I’m guessing the book read like a breathless fringe manifesto. It’s surprising how accurately Winner’s predictions describe modern society. Passivity and complacency, the illusion of connectedness in the face of isolation, real democracy collapsing under the weight of increased media exposure and ubiquitous monitoring of citizens.

on personal branding as contempt for human interaction

A discussion broke out on the twittertubes and spilled over onto a couple of blogs, about the nature of branding etc… Rather than trying to pull that all together (read Luke’s take on it), I just wanted to dump my thoughts on the subject in >140chars.

social media

I was on a panel at the Making Sense of Social Media conference last month, where I shared my recent experience with being googled by a journalist and shoe-horned into the “raving opinionated blogger” slot in a story he was putting together. Someone else on the panel mentioned that I had built up a robust brand, through my blogging and photos, and that personal branding was what made these things possible.

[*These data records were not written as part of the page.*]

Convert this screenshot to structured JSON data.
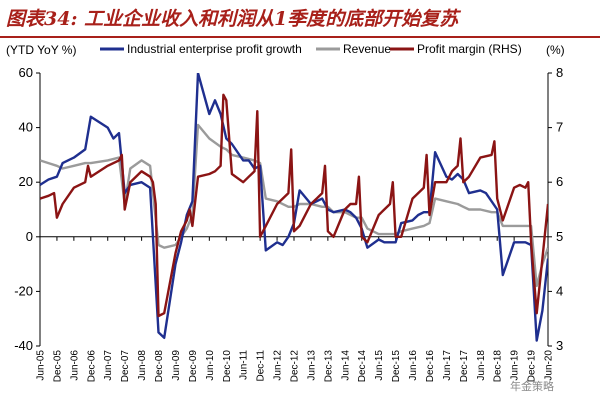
{
  "figure_title": "图表34: 工业企业收入和利润从1季度的底部开始复苏",
  "watermark": "年金策略",
  "colors": {
    "title": "#a8201a",
    "profit_growth": "#1f2f8f",
    "revenue": "#9b9b9b",
    "profit_margin": "#8b1414"
  },
  "chart_data": {
    "type": "line",
    "left_axis_label": "(YTD YoY %)",
    "right_axis_label": "(%)",
    "left_ylim": [
      -40,
      60
    ],
    "left_ticks": [
      -40,
      -20,
      0,
      20,
      40,
      60
    ],
    "right_ylim": [
      3,
      8
    ],
    "right_ticks": [
      3,
      4,
      5,
      6,
      7,
      8
    ],
    "x_tick_labels": [
      "Jun-05",
      "Dec-05",
      "Jun-06",
      "Dec-06",
      "Jun-07",
      "Dec-07",
      "Jun-08",
      "Dec-08",
      "Jun-09",
      "Dec-09",
      "Jun-10",
      "Dec-10",
      "Jun-11",
      "Dec-11",
      "Jun-12",
      "Dec-12",
      "Jun-13",
      "Dec-13",
      "Jun-14",
      "Dec-14",
      "Jun-15",
      "Dec-15",
      "Jun-16",
      "Dec-16",
      "Jun-17",
      "Dec-17",
      "Jun-18",
      "Dec-18",
      "Jun-19",
      "Dec-19",
      "Jun-20"
    ],
    "grid": false,
    "legend_position": "top",
    "series": [
      {
        "name": "Industrial enterprise profit growth",
        "axis": "left",
        "color_key": "profit_growth",
        "points": [
          [
            "Jun-05",
            19
          ],
          [
            "Sep-05",
            21
          ],
          [
            "Dec-05",
            22
          ],
          [
            "Feb-06",
            27
          ],
          [
            "Jun-06",
            29
          ],
          [
            "Oct-06",
            32
          ],
          [
            "Dec-06",
            44
          ],
          [
            "Jun-07",
            40
          ],
          [
            "Aug-07",
            36
          ],
          [
            "Oct-07",
            38
          ],
          [
            "Dec-07",
            16
          ],
          [
            "Feb-08",
            19
          ],
          [
            "Jun-08",
            20
          ],
          [
            "Sep-08",
            18
          ],
          [
            "Dec-08",
            -35
          ],
          [
            "Feb-09",
            -37
          ],
          [
            "Jun-09",
            -10
          ],
          [
            "Aug-09",
            -2
          ],
          [
            "Oct-09",
            8
          ],
          [
            "Dec-09",
            13
          ],
          [
            "Feb-10",
            60
          ],
          [
            "Jun-10",
            45
          ],
          [
            "Aug-10",
            50
          ],
          [
            "Oct-10",
            45
          ],
          [
            "Dec-10",
            36
          ],
          [
            "Feb-11",
            34
          ],
          [
            "Jun-11",
            28
          ],
          [
            "Aug-11",
            28
          ],
          [
            "Oct-11",
            25
          ],
          [
            "Dec-11",
            26
          ],
          [
            "Feb-12",
            -5
          ],
          [
            "Jun-12",
            -2
          ],
          [
            "Aug-12",
            -3
          ],
          [
            "Oct-12",
            0
          ],
          [
            "Dec-12",
            5
          ],
          [
            "Feb-13",
            17
          ],
          [
            "Jun-13",
            12
          ],
          [
            "Aug-13",
            13
          ],
          [
            "Oct-13",
            14
          ],
          [
            "Dec-13",
            10
          ],
          [
            "Feb-14",
            9
          ],
          [
            "Jun-14",
            10
          ],
          [
            "Aug-14",
            9
          ],
          [
            "Oct-14",
            7
          ],
          [
            "Dec-14",
            3
          ],
          [
            "Feb-15",
            -4
          ],
          [
            "Jun-15",
            -1
          ],
          [
            "Aug-15",
            -2
          ],
          [
            "Oct-15",
            -2
          ],
          [
            "Dec-15",
            -2
          ],
          [
            "Feb-16",
            5
          ],
          [
            "Jun-16",
            6
          ],
          [
            "Aug-16",
            8
          ],
          [
            "Oct-16",
            9
          ],
          [
            "Dec-16",
            9
          ],
          [
            "Feb-17",
            31
          ],
          [
            "Jun-17",
            22
          ],
          [
            "Aug-17",
            21
          ],
          [
            "Oct-17",
            23
          ],
          [
            "Dec-17",
            21
          ],
          [
            "Feb-18",
            16
          ],
          [
            "Jun-18",
            17
          ],
          [
            "Aug-18",
            16
          ],
          [
            "Oct-18",
            13
          ],
          [
            "Dec-18",
            10
          ],
          [
            "Feb-19",
            -14
          ],
          [
            "Jun-19",
            -2
          ],
          [
            "Aug-19",
            -2
          ],
          [
            "Oct-19",
            -2
          ],
          [
            "Dec-19",
            -3
          ],
          [
            "Feb-20",
            -38
          ],
          [
            "Apr-20",
            -27
          ],
          [
            "Jun-20",
            -8
          ]
        ]
      },
      {
        "name": "Revenue",
        "axis": "left",
        "color_key": "revenue",
        "points": [
          [
            "Jun-05",
            28
          ],
          [
            "Sep-05",
            27
          ],
          [
            "Dec-05",
            26
          ],
          [
            "Feb-06",
            25
          ],
          [
            "Jun-06",
            26
          ],
          [
            "Oct-06",
            27
          ],
          [
            "Dec-06",
            27
          ],
          [
            "Jun-07",
            28
          ],
          [
            "Oct-07",
            29
          ],
          [
            "Dec-07",
            12
          ],
          [
            "Feb-08",
            25
          ],
          [
            "Jun-08",
            28
          ],
          [
            "Sep-08",
            26
          ],
          [
            "Dec-08",
            -3
          ],
          [
            "Feb-09",
            -4
          ],
          [
            "Jun-09",
            -3
          ],
          [
            "Aug-09",
            0
          ],
          [
            "Oct-09",
            3
          ],
          [
            "Dec-09",
            8
          ],
          [
            "Feb-10",
            41
          ],
          [
            "Jun-10",
            36
          ],
          [
            "Oct-10",
            33
          ],
          [
            "Dec-10",
            32
          ],
          [
            "Feb-11",
            30
          ],
          [
            "Jun-11",
            29
          ],
          [
            "Oct-11",
            28
          ],
          [
            "Dec-11",
            27
          ],
          [
            "Feb-12",
            14
          ],
          [
            "Jun-12",
            13
          ],
          [
            "Oct-12",
            11
          ],
          [
            "Dec-12",
            11
          ],
          [
            "Feb-13",
            12
          ],
          [
            "Jun-13",
            12
          ],
          [
            "Oct-13",
            11
          ],
          [
            "Dec-13",
            11
          ],
          [
            "Feb-14",
            9
          ],
          [
            "Jun-14",
            9
          ],
          [
            "Oct-14",
            7
          ],
          [
            "Dec-14",
            7
          ],
          [
            "Feb-15",
            3
          ],
          [
            "Jun-15",
            1
          ],
          [
            "Oct-15",
            1
          ],
          [
            "Dec-15",
            1
          ],
          [
            "Feb-16",
            2
          ],
          [
            "Jun-16",
            3
          ],
          [
            "Oct-16",
            4
          ],
          [
            "Dec-16",
            5
          ],
          [
            "Feb-17",
            14
          ],
          [
            "Jun-17",
            13
          ],
          [
            "Oct-17",
            12
          ],
          [
            "Dec-17",
            11
          ],
          [
            "Feb-18",
            10
          ],
          [
            "Jun-18",
            10
          ],
          [
            "Oct-18",
            9
          ],
          [
            "Dec-18",
            9
          ],
          [
            "Feb-19",
            4
          ],
          [
            "Jun-19",
            4
          ],
          [
            "Oct-19",
            4
          ],
          [
            "Dec-19",
            4
          ],
          [
            "Feb-20",
            -18
          ],
          [
            "Apr-20",
            -10
          ],
          [
            "Jun-20",
            -4
          ]
        ]
      },
      {
        "name": "Profit margin (RHS)",
        "axis": "right",
        "color_key": "profit_margin",
        "points": [
          [
            "Jun-05",
            5.7
          ],
          [
            "Sep-05",
            5.75
          ],
          [
            "Nov-05",
            5.8
          ],
          [
            "Dec-05",
            5.35
          ],
          [
            "Feb-06",
            5.6
          ],
          [
            "Jun-06",
            5.9
          ],
          [
            "Oct-06",
            6.0
          ],
          [
            "Nov-06",
            6.3
          ],
          [
            "Dec-06",
            6.1
          ],
          [
            "Jun-07",
            6.3
          ],
          [
            "Oct-07",
            6.4
          ],
          [
            "Nov-07",
            6.5
          ],
          [
            "Dec-07",
            5.5
          ],
          [
            "Feb-08",
            6.0
          ],
          [
            "Jun-08",
            6.2
          ],
          [
            "Sep-08",
            6.1
          ],
          [
            "Oct-08",
            6.0
          ],
          [
            "Nov-08",
            5.6
          ],
          [
            "Dec-08",
            3.55
          ],
          [
            "Feb-09",
            3.6
          ],
          [
            "Jun-09",
            4.7
          ],
          [
            "Aug-09",
            5.1
          ],
          [
            "Oct-09",
            5.3
          ],
          [
            "Nov-09",
            5.5
          ],
          [
            "Dec-09",
            5.2
          ],
          [
            "Feb-10",
            6.1
          ],
          [
            "Jun-10",
            6.15
          ],
          [
            "Aug-10",
            6.2
          ],
          [
            "Oct-10",
            6.3
          ],
          [
            "Nov-10",
            7.6
          ],
          [
            "Dec-10",
            7.5
          ],
          [
            "Feb-11",
            6.15
          ],
          [
            "Jun-11",
            6.0
          ],
          [
            "Aug-11",
            6.1
          ],
          [
            "Oct-11",
            6.2
          ],
          [
            "Nov-11",
            7.3
          ],
          [
            "Dec-11",
            5.0
          ],
          [
            "Feb-12",
            5.2
          ],
          [
            "Jun-12",
            5.6
          ],
          [
            "Aug-12",
            5.7
          ],
          [
            "Oct-12",
            5.8
          ],
          [
            "Nov-12",
            6.6
          ],
          [
            "Dec-12",
            5.1
          ],
          [
            "Feb-13",
            5.2
          ],
          [
            "Jun-13",
            5.6
          ],
          [
            "Aug-13",
            5.7
          ],
          [
            "Oct-13",
            5.8
          ],
          [
            "Nov-13",
            6.3
          ],
          [
            "Dec-13",
            5.1
          ],
          [
            "Feb-14",
            5.0
          ],
          [
            "Jun-14",
            5.5
          ],
          [
            "Aug-14",
            5.6
          ],
          [
            "Oct-14",
            5.6
          ],
          [
            "Nov-14",
            6.1
          ],
          [
            "Dec-14",
            5.0
          ],
          [
            "Feb-15",
            4.9
          ],
          [
            "Jun-15",
            5.4
          ],
          [
            "Aug-15",
            5.5
          ],
          [
            "Oct-15",
            5.6
          ],
          [
            "Nov-15",
            6.0
          ],
          [
            "Dec-15",
            5.0
          ],
          [
            "Feb-16",
            5.0
          ],
          [
            "Jun-16",
            5.7
          ],
          [
            "Aug-16",
            5.8
          ],
          [
            "Oct-16",
            5.9
          ],
          [
            "Nov-16",
            6.5
          ],
          [
            "Dec-16",
            5.4
          ],
          [
            "Feb-17",
            6.0
          ],
          [
            "Jun-17",
            6.0
          ],
          [
            "Aug-17",
            6.2
          ],
          [
            "Oct-17",
            6.3
          ],
          [
            "Nov-17",
            6.8
          ],
          [
            "Dec-17",
            6.0
          ],
          [
            "Feb-18",
            6.1
          ],
          [
            "Jun-18",
            6.45
          ],
          [
            "Oct-18",
            6.5
          ],
          [
            "Nov-18",
            6.75
          ],
          [
            "Dec-18",
            5.7
          ],
          [
            "Feb-19",
            5.3
          ],
          [
            "Jun-19",
            5.9
          ],
          [
            "Aug-19",
            5.95
          ],
          [
            "Oct-19",
            5.9
          ],
          [
            "Nov-19",
            6.0
          ],
          [
            "Dec-19",
            4.9
          ],
          [
            "Feb-20",
            3.6
          ],
          [
            "Apr-20",
            4.6
          ],
          [
            "Jun-20",
            5.6
          ]
        ]
      }
    ]
  }
}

I was stunned. Personal branding?

No.

That phrase makes my skin crawl. It’s about as relevant to what I do as “markets,” “consumers” and “monetization”. It distills human interaction into a simple produce-consume transaction, where all we bring to the table is our ability to either create new content, or consume the content of others.

But, to me, this stuff is about so much more than that. This “social media” stuff. It’s not about content. It’s not about producing or consuming. It’s about creating. It’s about connecting.

Could it be perceived as “branding”? I suppose. But only by someone who only primarily valued the productification of everything and everyone. I may be hopelessly naïve, but I see the products as by FAR the least interesting aspect of “social media.”